Марина чуть разлепила веки и, полная, как короб с земляникою, самого ласкового, самого сокровенного счастья, смотрела на Преображение земли.
Снежные поля полыхали золотым, и кожа принимала огонь и становилась позлащенной.
Смертная белизна лесов обернулась такой молодой, такой живою плотью, словно это было тело невесты, сбросившей покровы ради любимого. И небо переменилось. И небо стало плотью, плотью всемогущего солнца.
Марина чувствовала, как воздух припадает к ней, к ее щекам, губам, глазам, как хватает он горячими прикосновениями кончики ее запылавших ушей. Засмеялась.
— Нарзежона! Нарзежона круля! — и повторяла по-русски: — Невеста! Невеста короля!
Движение вдруг стало замирать, полет полей накренился на одно крыло, и все замерло.
— Что случилось? — крикнула Марина пану Тарло, своему советнику.
Пан Тарло подскакал к саням.
— Река Утра, государыня!
— Так и что же?
— Но это граница Литвы и России.
— Здесь граница Литвы?
— Прежняя граница, государыня. Давняя! Но всем это интересно.
— И мне тоже! — лицо Марины вспыхнуло гневом. — Да помогите же мне выйти из санок!

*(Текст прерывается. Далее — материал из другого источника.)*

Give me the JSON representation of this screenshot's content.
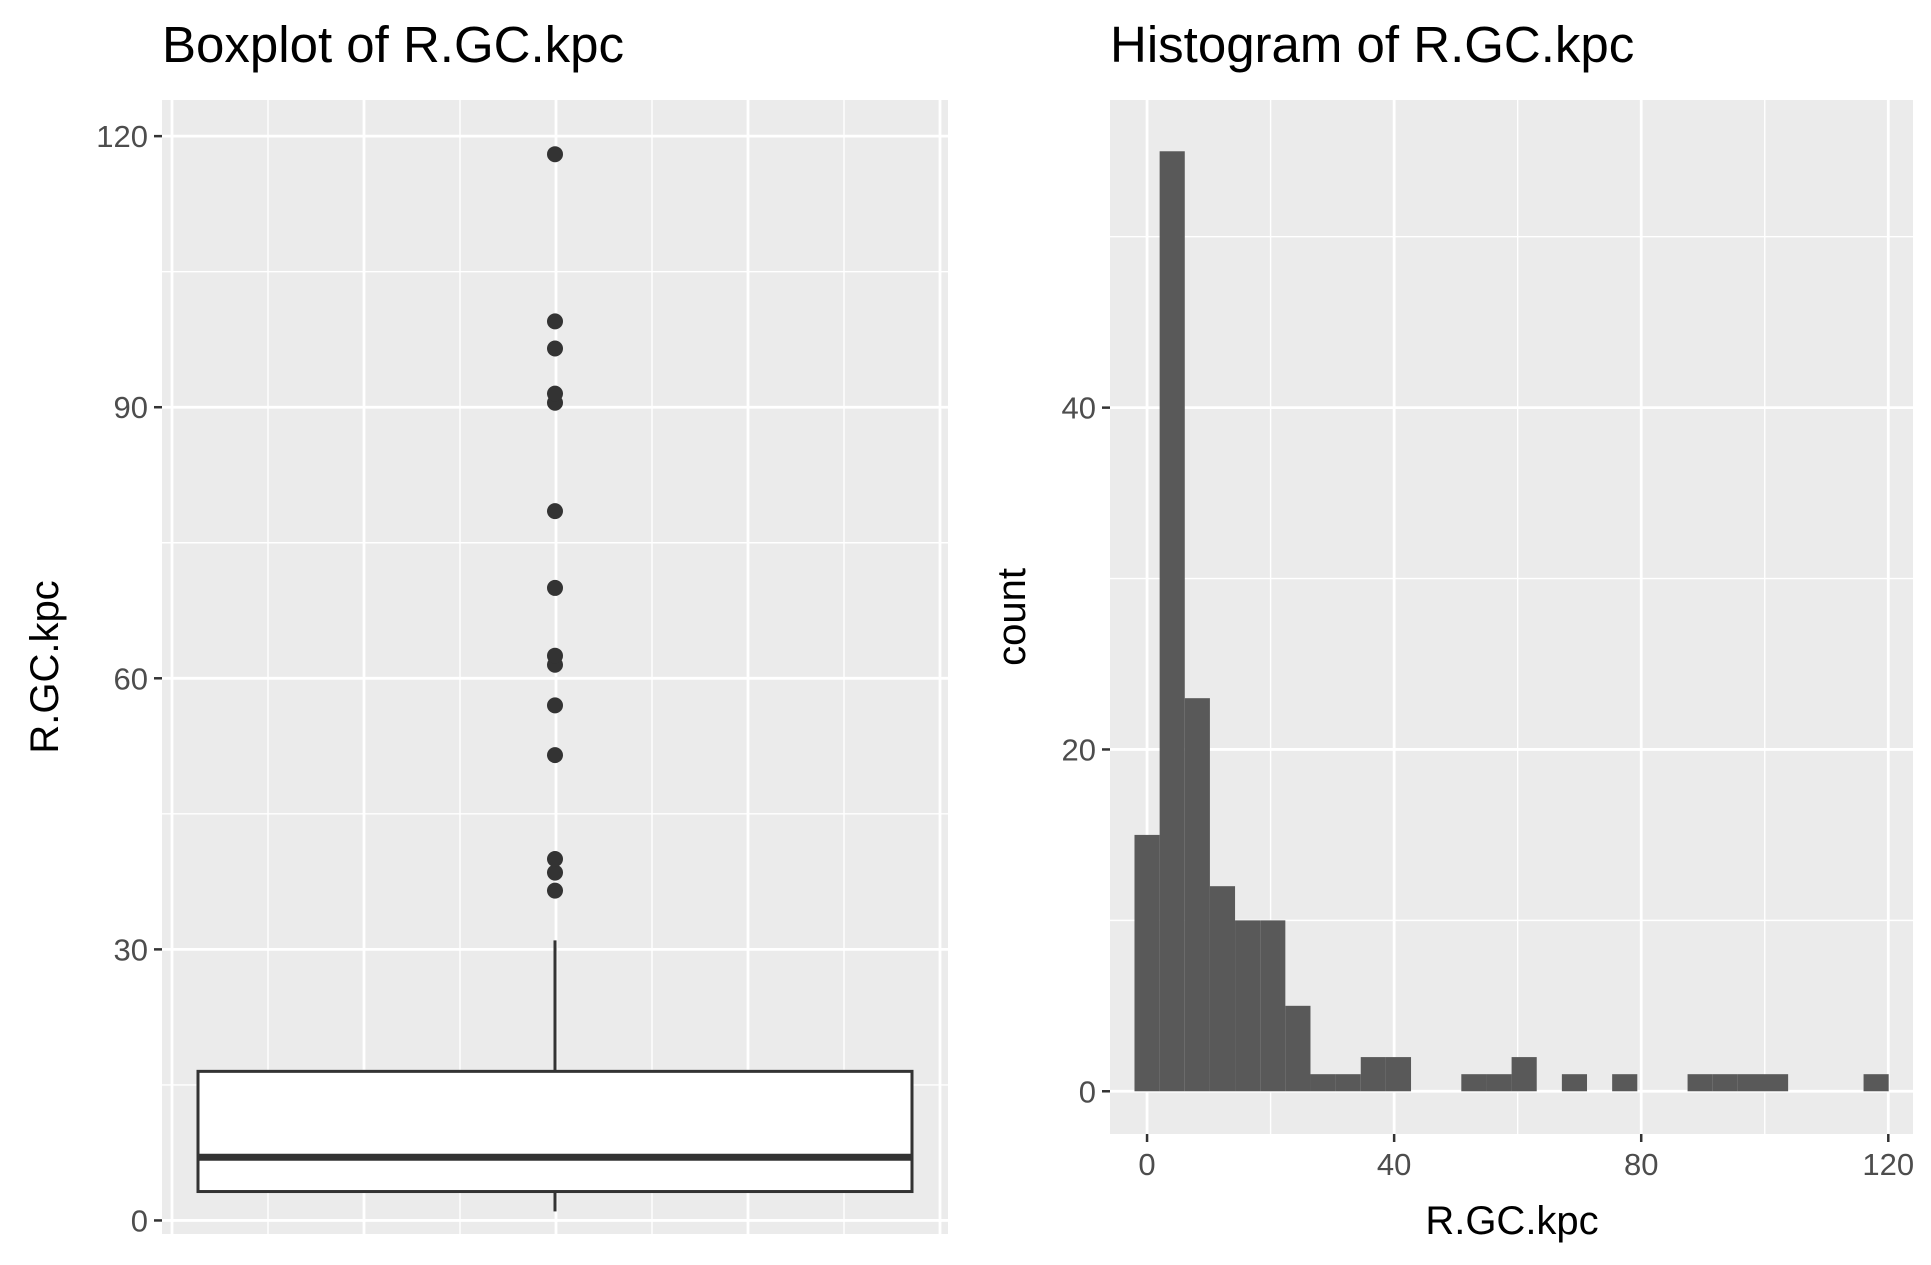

Красота пышущего солнцем белого поля погибла. Гусары, вольные шляхтичи, драгуны — рассыпались по полю, над черною Утрой, с которой бурные февральские ветры унесли снег, а тот, что выпал за ночь, подтаял на разбушевавшемся солнце.
— Все это было наше! — восторженно воскликнул седоусый Юрий Мнишек и распахнул руки. Алый кунтуш под собольей шубою пламенел, красное молодило воеводу. — Так было, Панове! Но так и будет!! Не сабля достанет нам славу и богатство, но любовь. Любовь моей дочери. Помните об этом, панове!
Поезд снова тронулся, но езда опять была недолгой.
На другой стороне реки, в селении ударили колокола, и на дорогу, с крестами, с иконами, с хлебом-солью, вышли к своей будущей царице крестьяне.
Ритуал этот был для Марины испытанием. Превозмогая отвращение к запаху овчинных шуб, к грубым, косматым от бород лицам, расплывавшимся перед ней в улыбках, к корявым рукам, подававшим ей этот их хлеб, эту их соль. Иной раз ведь совершенно черную! Для вкуса и пользы крестьяне перемешивали соль с березовым углем.
Марина отведывала хлеб- правду сказать, всегда вкусный, воздушно высокий, взирала на кланяющихся крестьян, слушала молитву попа и, подарив народ улыбкою, торопилась в сани. Торопливость ее люди одобряли.
— К жениху спешит! К свету Дмитрию Ивановичу!
Марина же, садясь в санки, выплевывала хлеб в ладошку, прополаскивала рот крепким вином и натирала руки розовым маслом.
Но иногда и забывалась. Съедала вкусную корочку. И если плевалась, то уж ради одной прислуги своей.